施工から10年経過したら、専門的な業者に点検や診断を依頼することが望ましいです。点検や診断では、防水層の厚さや密着度、劣化度合いなどを測定し、必要に応じて補修や改修を行います。

劣化症状が出ている

壁や天井からの水滴、湿気やカビの発生、壁紙の剥がれ等、建物に劣化症状が見られる場合も防水工事のメンテナンスが必要です。劣化症状は防水性能が低下している可能性が非常に高いということを示しています。早めに専門家に相談し、適切な対策を講じた方が良いでしょう。

防水工事は、劣化すると以下のような症状が出てきます。

  • 防水層の表面に色あせやひび割れが発生する
  • 防水層の表面にムラや剥離が発生する
  • 防水層の表面や室内にカビや汚れが発生する
  • 防水層の下に空洞や浮きが発生する
  • 防水層の劣化部分から水漏れや湿気が発生する

上記のような症状が出てきたら、早急に専門的な防水業者に点検や診断を依頼してください。放置すると、建物の劣化や室内に悪影響を及ぼすだけでなく、健康や安全面にもリスクが高まります。

まとめ

今回は、防水工事を行う目的とは何か、防水工事の種類別に見たメリット・デメリットや選択基準などを解説しました。
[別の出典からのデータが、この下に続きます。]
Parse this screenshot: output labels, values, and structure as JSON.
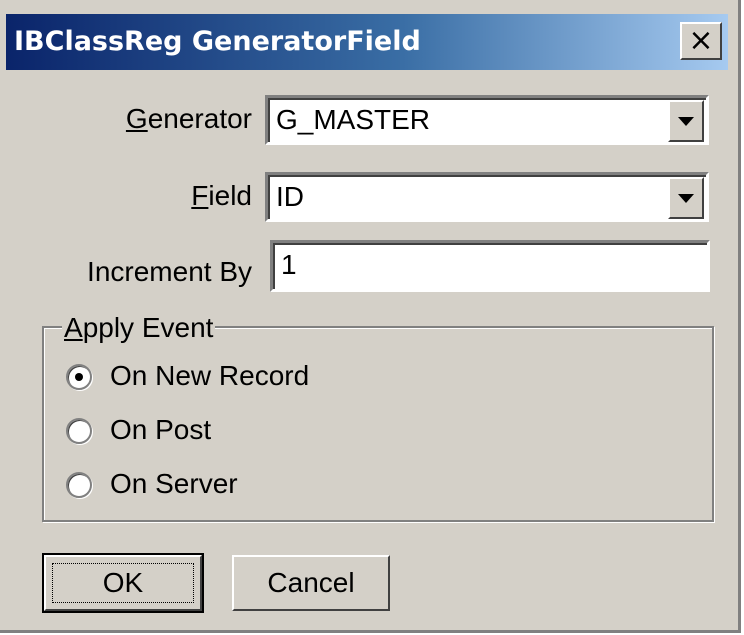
{
  "window": {
    "title": "IBClassReg GeneratorField",
    "close_glyph": "×"
  },
  "form": {
    "generator": {
      "label_mnemonic": "G",
      "label_rest": "enerator",
      "value": "G_MASTER"
    },
    "field": {
      "label_mnemonic": "F",
      "label_rest": "ield",
      "value": "ID"
    },
    "increment": {
      "label": "Increment By",
      "value": "1"
    }
  },
  "apply_event": {
    "legend_mnemonic": "A",
    "legend_rest": "pply Event",
    "options": [
      {
        "label": "On New Record",
        "selected": true
      },
      {
        "label": "On Post",
        "selected": false
      },
      {
        "label": "On Server",
        "selected": false
      }
    ]
  },
  "buttons": {
    "ok": "OK",
    "cancel": "Cancel"
  },
  "colors": {
    "titlebar_start": "#0a246a",
    "titlebar_end": "#a6caf0",
    "face": "#d4d0c8"
  }
}
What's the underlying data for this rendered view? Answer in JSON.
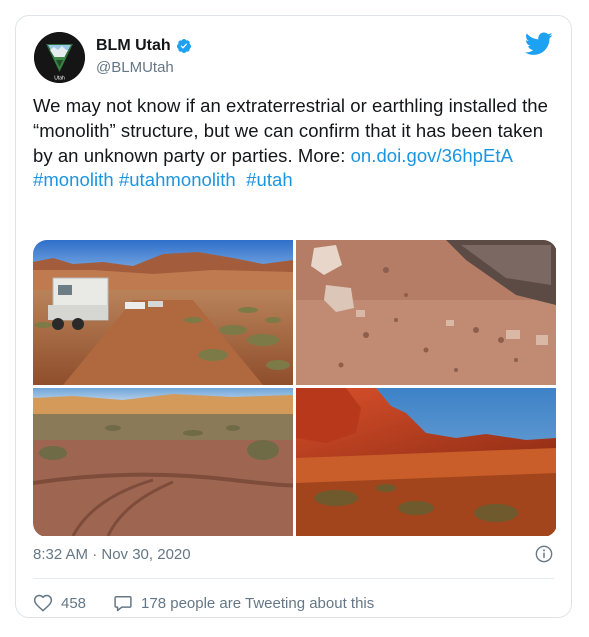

防水工事は、経年劣化によって傷んでしまった防水層や防水シートを最適な状態へと直し、建物の耐水性を保つために非常に重要です。防水工事には様々な種類がありますが、それぞれの特徴やメリット・デメリットを理解して、施工場所や建物の劣化状況、工事の時期などに応じて最適な方法を選ぶことが必要です。

また、施工後も定期的なメンテナンスを行うことで、防水効果を保って建物を長持ちさせることができます。どんな小さな劣化症状も見逃さず、早めの対策を心掛けましょう。